Because hoop.dev is open source and MIT‑licensed, organizations can self‑host the gateway in their own VPC or on‑premises, ensuring that the audit data never leaves a controlled environment. The getting‑started guide walks through deploying the gateway with Docker Compose or Kubernetes, configuring OIDC, and registering a planner‑executor connection. The learn page dives deeper into masking policies, approval workflows, and session replay features.

FAQ

How does hoop.dev help satisfy PCI DSS requirement 10 (track access to cardholder data)?

hoop.dev records every request and response, attaching the identity that originated the session. The log is tamper‑evident and can be exported for audit purposes, giving a complete picture of who accessed what and when.

Does hoop.dev replace encryption of data in transit or at rest?

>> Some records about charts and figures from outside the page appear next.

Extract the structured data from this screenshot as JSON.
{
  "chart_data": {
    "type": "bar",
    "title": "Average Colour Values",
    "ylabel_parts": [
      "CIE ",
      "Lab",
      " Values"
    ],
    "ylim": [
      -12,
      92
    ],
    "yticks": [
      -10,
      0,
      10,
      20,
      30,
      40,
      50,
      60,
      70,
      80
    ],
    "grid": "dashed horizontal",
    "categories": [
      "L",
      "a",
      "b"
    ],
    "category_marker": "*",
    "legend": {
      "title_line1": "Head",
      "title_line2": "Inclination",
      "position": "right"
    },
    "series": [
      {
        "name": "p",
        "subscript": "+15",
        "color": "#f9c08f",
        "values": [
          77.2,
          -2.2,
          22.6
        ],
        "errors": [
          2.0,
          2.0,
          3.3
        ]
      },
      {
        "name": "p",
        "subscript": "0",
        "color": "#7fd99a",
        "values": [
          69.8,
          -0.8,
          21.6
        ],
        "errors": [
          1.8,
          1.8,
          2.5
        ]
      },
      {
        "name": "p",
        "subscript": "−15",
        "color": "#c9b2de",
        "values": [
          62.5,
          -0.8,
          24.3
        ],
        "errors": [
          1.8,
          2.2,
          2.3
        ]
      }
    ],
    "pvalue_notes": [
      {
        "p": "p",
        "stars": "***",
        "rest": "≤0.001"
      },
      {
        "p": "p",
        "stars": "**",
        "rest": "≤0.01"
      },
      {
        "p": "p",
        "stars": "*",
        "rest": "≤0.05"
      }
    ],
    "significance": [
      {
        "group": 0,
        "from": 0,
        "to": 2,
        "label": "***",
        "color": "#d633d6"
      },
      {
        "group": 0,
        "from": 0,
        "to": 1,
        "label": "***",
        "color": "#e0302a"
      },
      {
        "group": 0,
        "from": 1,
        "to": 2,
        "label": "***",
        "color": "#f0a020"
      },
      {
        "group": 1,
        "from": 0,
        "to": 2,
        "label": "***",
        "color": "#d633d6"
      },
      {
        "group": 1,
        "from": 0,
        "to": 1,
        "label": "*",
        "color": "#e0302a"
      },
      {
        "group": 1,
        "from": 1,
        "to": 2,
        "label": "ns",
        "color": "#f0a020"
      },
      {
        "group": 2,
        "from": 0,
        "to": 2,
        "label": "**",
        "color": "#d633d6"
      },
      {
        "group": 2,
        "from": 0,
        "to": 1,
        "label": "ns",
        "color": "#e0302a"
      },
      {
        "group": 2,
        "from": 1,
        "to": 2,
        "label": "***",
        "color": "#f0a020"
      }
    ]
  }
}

No. hoop.dev works alongside TLS encryption and any storage‑level encryption you already have. Its role is to add visibility, masking, and policy enforcement on top of the encrypted channel.

Can I integrate hoop.dev with existing CI/CD pipelines that already run planner‑executor agents?

Yes. The gateway presents the same protocol endpoints (PostgreSQL, MySQL, etc.) that the agents expect. You simply point the CI job to the hoop.dev endpoint instead of the raw database address, and the rest of the pipeline remains unchanged.

By placing an identity‑aware, policy‑enforcing gateway in the data path, organizations can turn a black‑box planner‑executor into a fully auditable component that meets PCI DSS evidence requirements.